Ao entrar, viu-se em uma grande montanha, com uma grande floresta, diferente do lugar em que estava. Lá encontrou seus mestres e o Patriarca de sua Escola lhe esperando. De lá, ele e um dos mestres começaram a subida da montanha, que era muito alta, e assim levaram dias, semanas para subir. Durante o caminho, o mestre ia explicando a seu discípulo o que era, e o que significava cada lugar, cada planta, animal, rocha, riacho e fonte que encontravam. Havia árvores, animais e toda uma natureza desconhecida da humanidade.
Num dado momento, chegaram a um lugar em que havia uma árvore frondosa, gigantesca, e sob ela, já envolvido pelo cipó, um velhinho sentado em estado meditativo. Sua barba e cabelos longos cobriam o chão. Nesse momento o mestre de Liu disse-lhe: “Não fique aí parado, feche os olhos, ajoelhe-se e reverencie”.

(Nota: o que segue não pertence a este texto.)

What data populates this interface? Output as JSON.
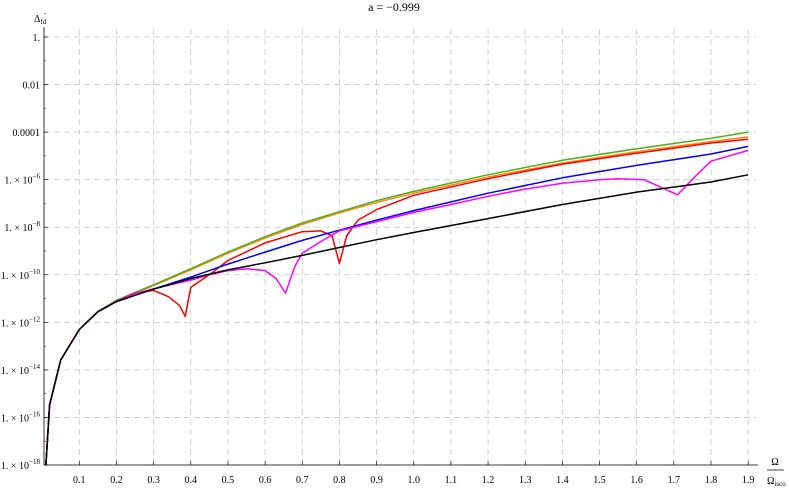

O mestre depois explicou: “aquele em meditação é o nosso patriarca, o primeiro corpo do nosso patriarca, ou seja, ele saiu do mundo físico e entrou no mundo do Kun Lun espiritual. De lá, meditou de novo, transcendeu de novo, criou outro corpo e foi para o outro Monte Kun Lun, deixando o corpo parado lá, em meditação, há centenas de milhares de anos. Ele não está mais naquele corpo, está em outro nível do Kun Lun, mas tem que reverenciar, pois é o primeiro corpo ascencionado do patriarca da Linhagem Kun Lun.”
Portanto, o Patriraca já havia seguido para o segundo ou terceiro nível do Kun Lun, e o Mestre Liu estava ligado ao primeiro nível.
Conta-se que aos 95 anos de idade, Mestre Liu reuniu algumas pessoas entre discípulos e iniciados e falou: “Vou retornar ao Kun Lun”. Então ele se sentou e simplesmente “desligou-se” – o espírito dele foi pelo menos para o primeiro nível e lá deve estar continuando o seu trabalho espiritual para poder ascender aos outros níveis.
A Tradição Taoísta propicia ao praticante caminhos para a realização espiritual e o Kun Lun representa o estágio mais elevado dessa realização. Sua grande altura, forma íngreme e as fortes ondas, indicam que o acesso não é fácil, mas que, com trabalho, torna-se uma condição possível e segura de se atingir, porém, é preciso “dar a partida” com simplicidade, afetividade e humildade. Se o Caminho começa debaixo dos pés, como diz Lao Tsé, então vamos começar, ou melhor, vamos “Retornar ao Kun Lun”.